La danse : des choix politiques jusque dans la chair

Regardez danser, c’est politique !

Dansem va essaimer, le KLAP va faire danser les anges, le BNM crée ses Kindertotenlieder, Cannes fait son Festival… Tout un territoire entre en danse !

L’art de la danse est politique. Toujours, éminemment. Surtout en France où Louis XIV créa le spectacle de danse face aux danses populaires et aux danses de Cour, la danse classique imposant peu à peu l’élévation (pointes, portés, sauts et… verrouillage physique), l’hyper distinction des genres et… la passivité du spectateur, qui jusqu’alors dansait !

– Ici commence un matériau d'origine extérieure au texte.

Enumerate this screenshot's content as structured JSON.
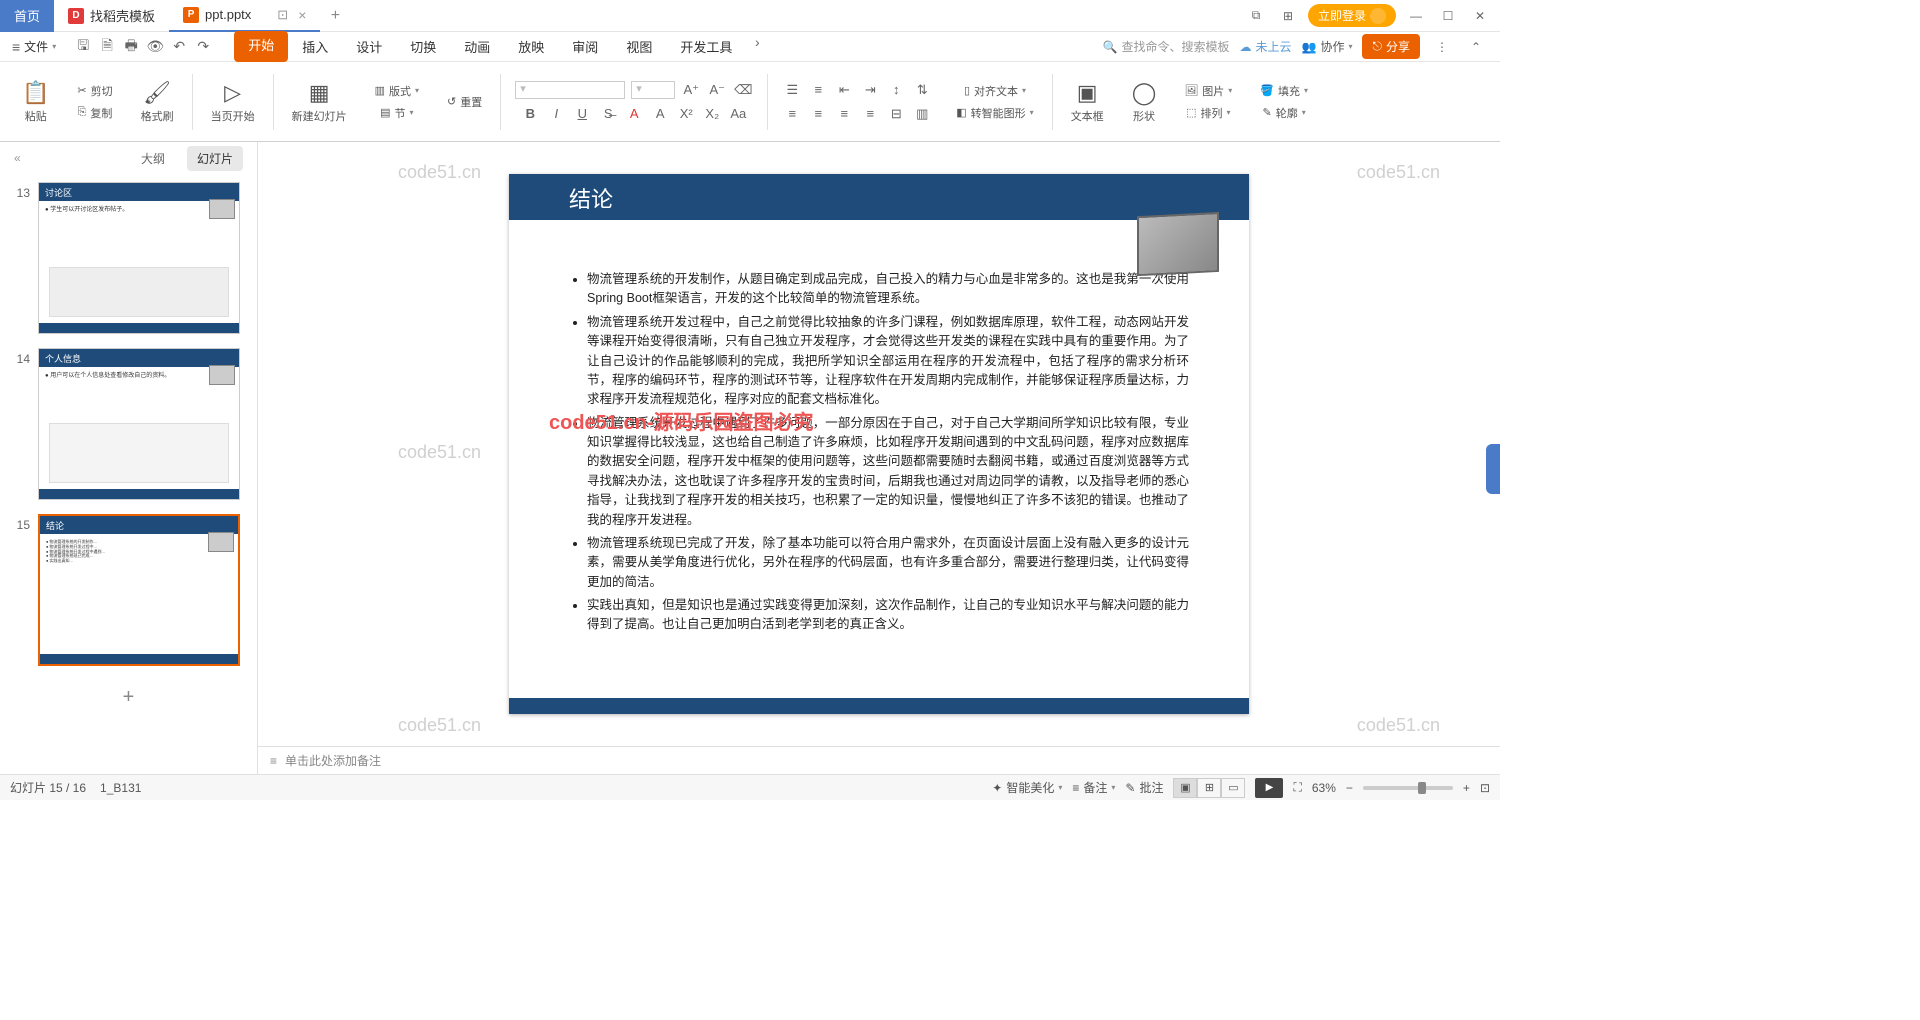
{
  "tabs": {
    "home": "首页",
    "t1": "找稻壳模板",
    "t2": "ppt.pptx"
  },
  "titlebar": {
    "login": "立即登录"
  },
  "menubar": {
    "file": "文件",
    "tabs": [
      "开始",
      "插入",
      "设计",
      "切换",
      "动画",
      "放映",
      "审阅",
      "视图",
      "开发工具"
    ],
    "search_placeholder": "查找命令、搜索模板",
    "cloud": "未上云",
    "coop": "协作",
    "share": "分享"
  },
  "ribbon": {
    "paste": "粘贴",
    "cut": "剪切",
    "copy": "复制",
    "format_painter": "格式刷",
    "from_current": "当页开始",
    "new_slide": "新建幻灯片",
    "layout": "版式",
    "section": "节",
    "reset": "重置",
    "align_text": "对齐文本",
    "smart_shape": "转智能图形",
    "textbox": "文本框",
    "shape": "形状",
    "picture": "图片",
    "arrange": "排列",
    "fill": "填充",
    "outline": "轮廓"
  },
  "side": {
    "outline": "大纲",
    "slides": "幻灯片"
  },
  "thumbs": [
    {
      "num": "13",
      "title": "讨论区",
      "line": "● 学生可以开讨论区发布帖子。"
    },
    {
      "num": "14",
      "title": "个人信息",
      "line": "● 用户可以在个人信息处查看修改自己的资料。"
    },
    {
      "num": "15",
      "title": "结论",
      "line": ""
    }
  ],
  "slide": {
    "title": "结论",
    "bullets": [
      "物流管理系统的开发制作，从题目确定到成品完成，自己投入的精力与心血是非常多的。这也是我第一次使用Spring Boot框架语言，开发的这个比较简单的物流管理系统。",
      "物流管理系统开发过程中，自己之前觉得比较抽象的许多门课程，例如数据库原理，软件工程，动态网站开发等课程开始变得很清晰，只有自己独立开发程序，才会觉得这些开发类的课程在实践中具有的重要作用。为了让自己设计的作品能够顺利的完成，我把所学知识全部运用在程序的开发流程中，包括了程序的需求分析环节，程序的编码环节，程序的测试环节等，让程序软件在开发周期内完成制作，并能够保证程序质量达标，力求程序开发流程规范化，程序对应的配套文档标准化。",
      "物流管理系统开发过程中遇到了许多问题，一部分原因在于自己，对于自己大学期间所学知识比较有限，专业知识掌握得比较浅显，这也给自己制造了许多麻烦，比如程序开发期间遇到的中文乱码问题，程序对应数据库的数据安全问题，程序开发中框架的使用问题等，这些问题都需要随时去翻阅书籍，或通过百度浏览器等方式寻找解决办法，这也耽误了许多程序开发的宝贵时间，后期我也通过对周边同学的请教，以及指导老师的悉心指导，让我找到了程序开发的相关技巧，也积累了一定的知识量，慢慢地纠正了许多不该犯的错误。也推动了我的程序开发进程。",
      "物流管理系统现已完成了开发，除了基本功能可以符合用户需求外，在页面设计层面上没有融入更多的设计元素，需要从美学角度进行优化，另外在程序的代码层面，也有许多重合部分，需要进行整理归类，让代码变得更加的简洁。",
      "实践出真知，但是知识也是通过实践变得更加深刻，这次作品制作，让自己的专业知识水平与解决问题的能力得到了提高。也让自己更加明白活到老学到老的真正含义。"
    ]
  },
  "watermarks": {
    "grey": "code51.cn",
    "red": "code51.cn-源码乐园盗图必究"
  },
  "notes": "单击此处添加备注",
  "status": {
    "slide_info": "幻灯片 15 / 16",
    "theme": "1_B131",
    "beautify": "智能美化",
    "notes_btn": "备注",
    "comment": "批注",
    "zoom": "63%"
  }
}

C’est tout cela qui est remis en cause par la danse moderne puis contemporaine, depuis un siècle, au gré des libérations du corps : celles des avant-gardes, des femmes, des noirs, des peuples opprimés, des genres classifiés, des couples de tous types, des enfants, des pubères…

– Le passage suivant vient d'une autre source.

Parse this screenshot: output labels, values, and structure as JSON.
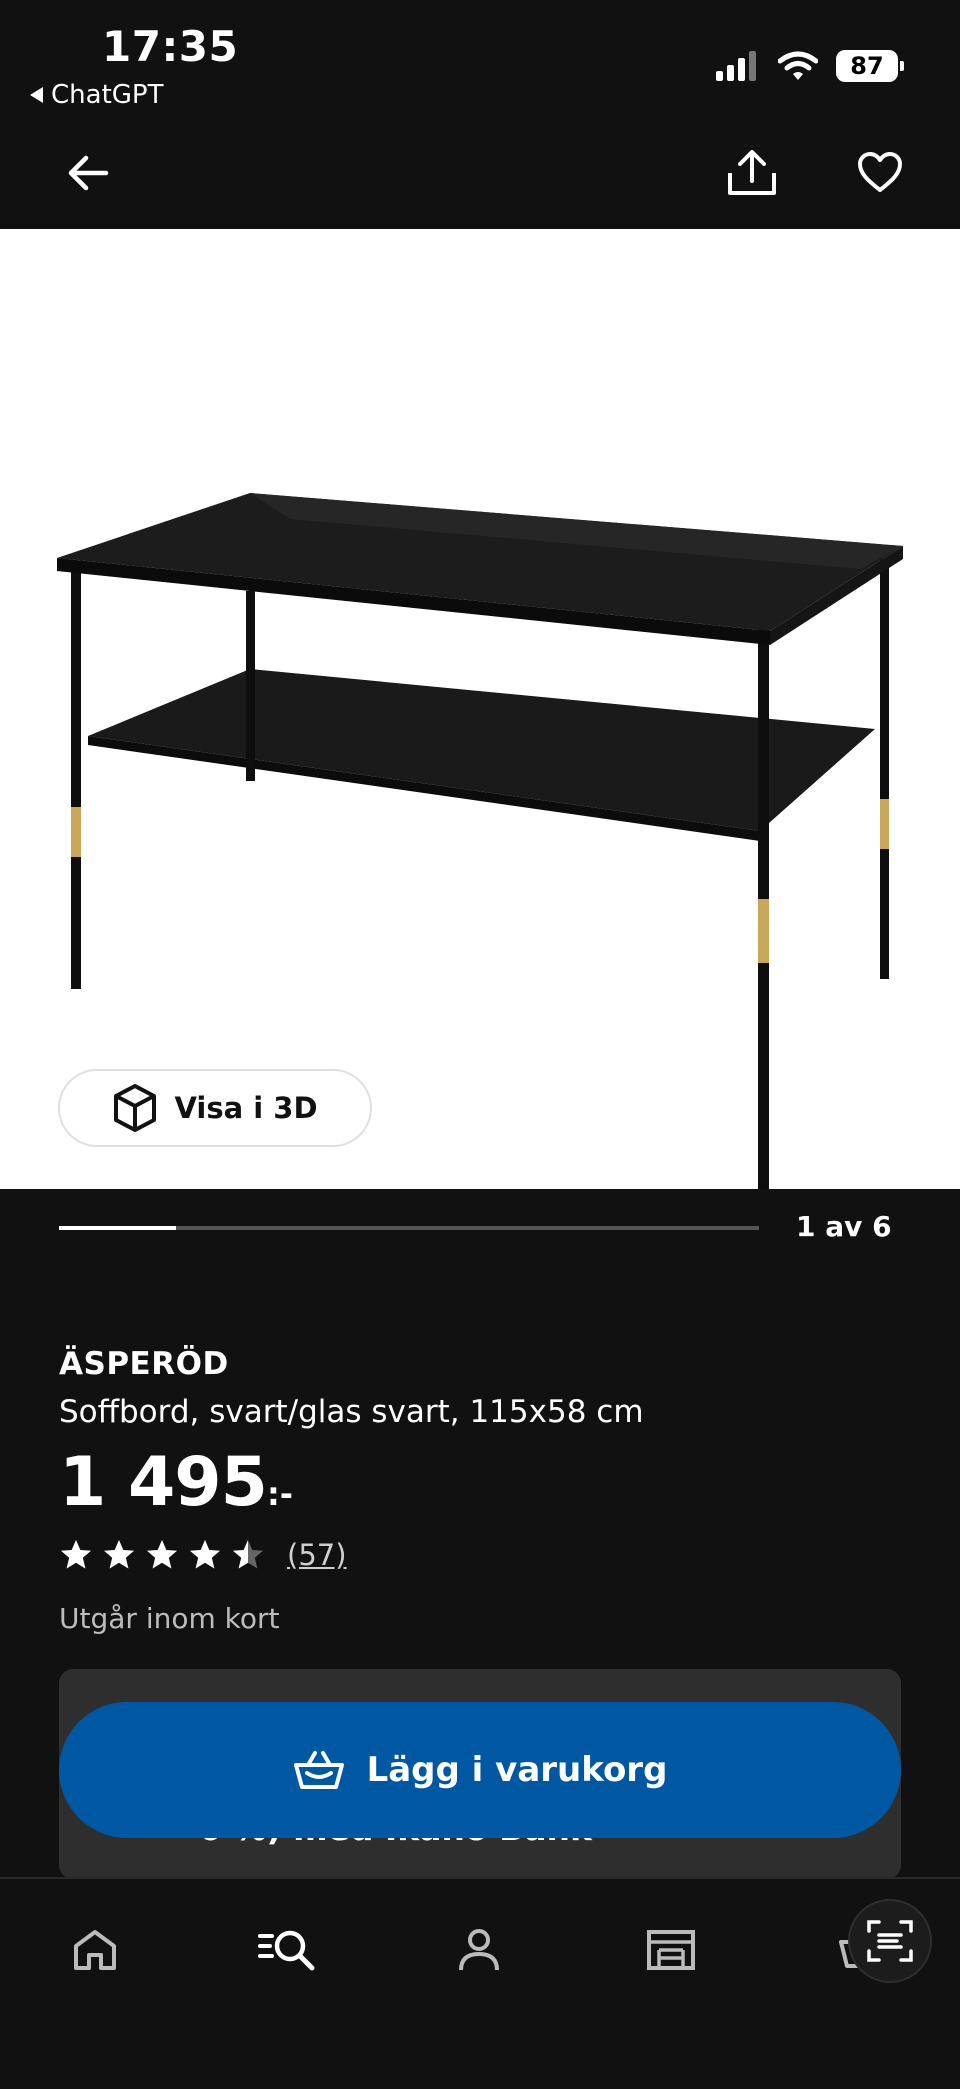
{
  "status_bar": {
    "time": "17:35",
    "back_app_label": "ChatGPT",
    "battery_level": "87"
  },
  "nav": {
    "back_icon": "arrow-left-icon",
    "share_icon": "share-icon",
    "favorite_icon": "heart-icon"
  },
  "gallery": {
    "view_3d_label": "Visa i 3D",
    "page_counter": "1 av 6",
    "progress_fraction": 0.1667
  },
  "product": {
    "brand": "ÄSPERÖD",
    "description": "Soffbord, svart/glas svart, 115x58 cm",
    "price_amount": "1 495",
    "price_suffix": ":-",
    "rating_value": 4.5,
    "rating_max": 5,
    "review_count": "(57)",
    "availability": "Utgår inom kort"
  },
  "credit": {
    "partial_text": "0 %) med Ikano Bank"
  },
  "cart": {
    "add_to_cart_label": "Lägg i varukorg"
  },
  "tab_bar": {
    "tabs": [
      "home-icon",
      "search-icon",
      "profile-icon",
      "store-icon",
      "cart-icon"
    ],
    "scan_icon": "scan-icon"
  },
  "colors": {
    "background": "#111111",
    "primary_button": "#0058a3",
    "card": "#2e2e2e"
  }
}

Car la danse fait, forcément, corps : avec le rythme, avec les mots, elle fait porter sur soi, en soi, souvent inconsciemment, les évolutions du monde, les changements imprimés sur nos corps, leurs libertés et leurs prisons, leurs douleurs et leurs jouissances, leurs fantômes et leur trivialité, leur transcendance et leurs humeurs, leur genre et leurs origines, leur vitesse ou leur atonie, leurs performances ou leurs révoltes, leur histoire et leur intimité.

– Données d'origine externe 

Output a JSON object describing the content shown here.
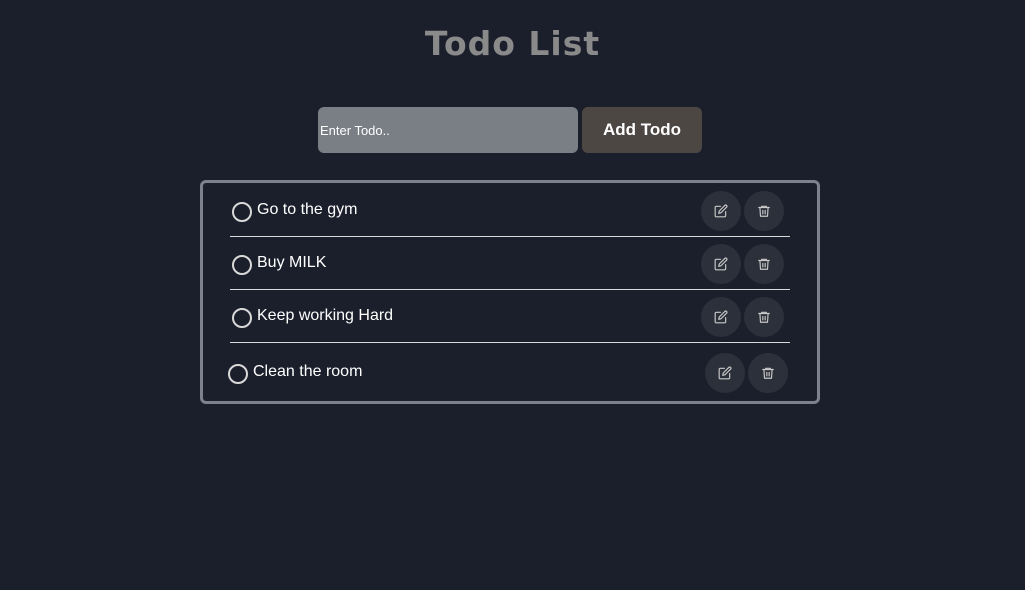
{
  "header": {
    "title": "Todo List"
  },
  "form": {
    "input_placeholder": "Enter Todo..",
    "input_value": "",
    "add_label": "Add Todo"
  },
  "todos": [
    {
      "text": "Go to the gym",
      "completed": false
    },
    {
      "text": "Buy MILK",
      "completed": false
    },
    {
      "text": "Keep working Hard",
      "completed": false
    },
    {
      "text": "Clean the room",
      "completed": false
    }
  ],
  "icons": {
    "toggle": "circle-icon",
    "edit": "edit-icon",
    "delete": "trash-icon"
  },
  "colors": {
    "background": "#1b1f2b",
    "title": "#8a8a8a",
    "input_bg": "#7a7f86",
    "button_bg": "#4d4744",
    "border": "#7d818c",
    "icon_button_bg": "#2c303a"
  }
}
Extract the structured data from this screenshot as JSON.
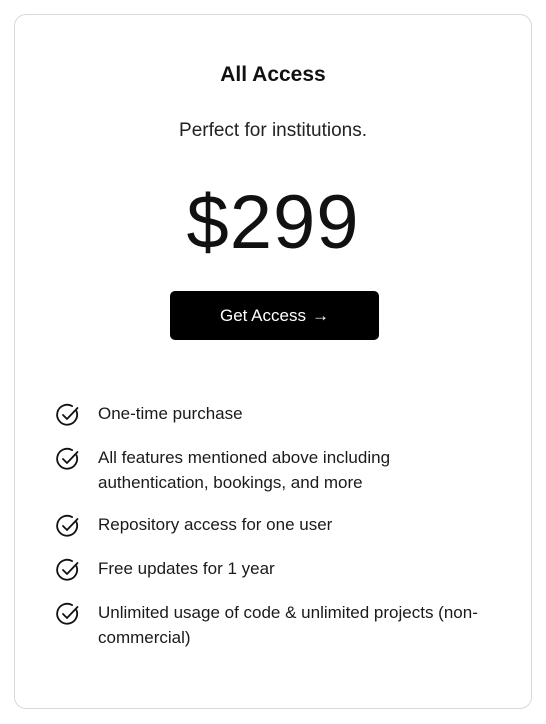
{
  "card": {
    "title": "All Access",
    "tagline": "Perfect for institutions.",
    "price": "$299",
    "cta": {
      "label": "Get Access",
      "arrow": "→"
    },
    "features": [
      {
        "icon": "check-circle-icon",
        "text": "One-time purchase"
      },
      {
        "icon": "check-circle-icon",
        "text": "All features mentioned above including authentication, bookings, and more"
      },
      {
        "icon": "check-circle-icon",
        "text": "Repository access for one user"
      },
      {
        "icon": "check-circle-icon",
        "text": "Free updates for 1 year"
      },
      {
        "icon": "check-circle-icon",
        "text": "Unlimited usage of code & unlimited projects (non-commercial)"
      }
    ]
  },
  "colors": {
    "cta_background": "#000000",
    "cta_text": "#ffffff",
    "border": "#d9d9d9",
    "text": "#111111"
  }
}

La présence de la danse sur notre territoire est donc réjouissante, dans sa grande diversité. Depuis les propositions classiques et néoclassiques présentes à Monaco et Cannes, ou avec Julien Lestel à Marseille,  jusqu’aux formes participatives de Festiv’Anges, à la danse engagée de Dansem ou des chorégraphEs invitées par NoNo, en passant par le flamenco (Ana Perez à Fos) ou la street danse (féminine à Alès !) qui font revenir les arts populaires sur la scène, et toutes les formes de danse contemporaine où le corps exulte : Josette Baïz au GTP, Grégory Maqoma à Aix, Istres et Châteauvallon, Vandekeybus aux Salins, Blanca Li à Sainte Maxime, Keersmaeker à Nîmes, Thomas Lebrun à Alès (voir le détail dans notre rubrique au programme). Les choix y sont, plus que jamais, politiques, jusque dans la chair.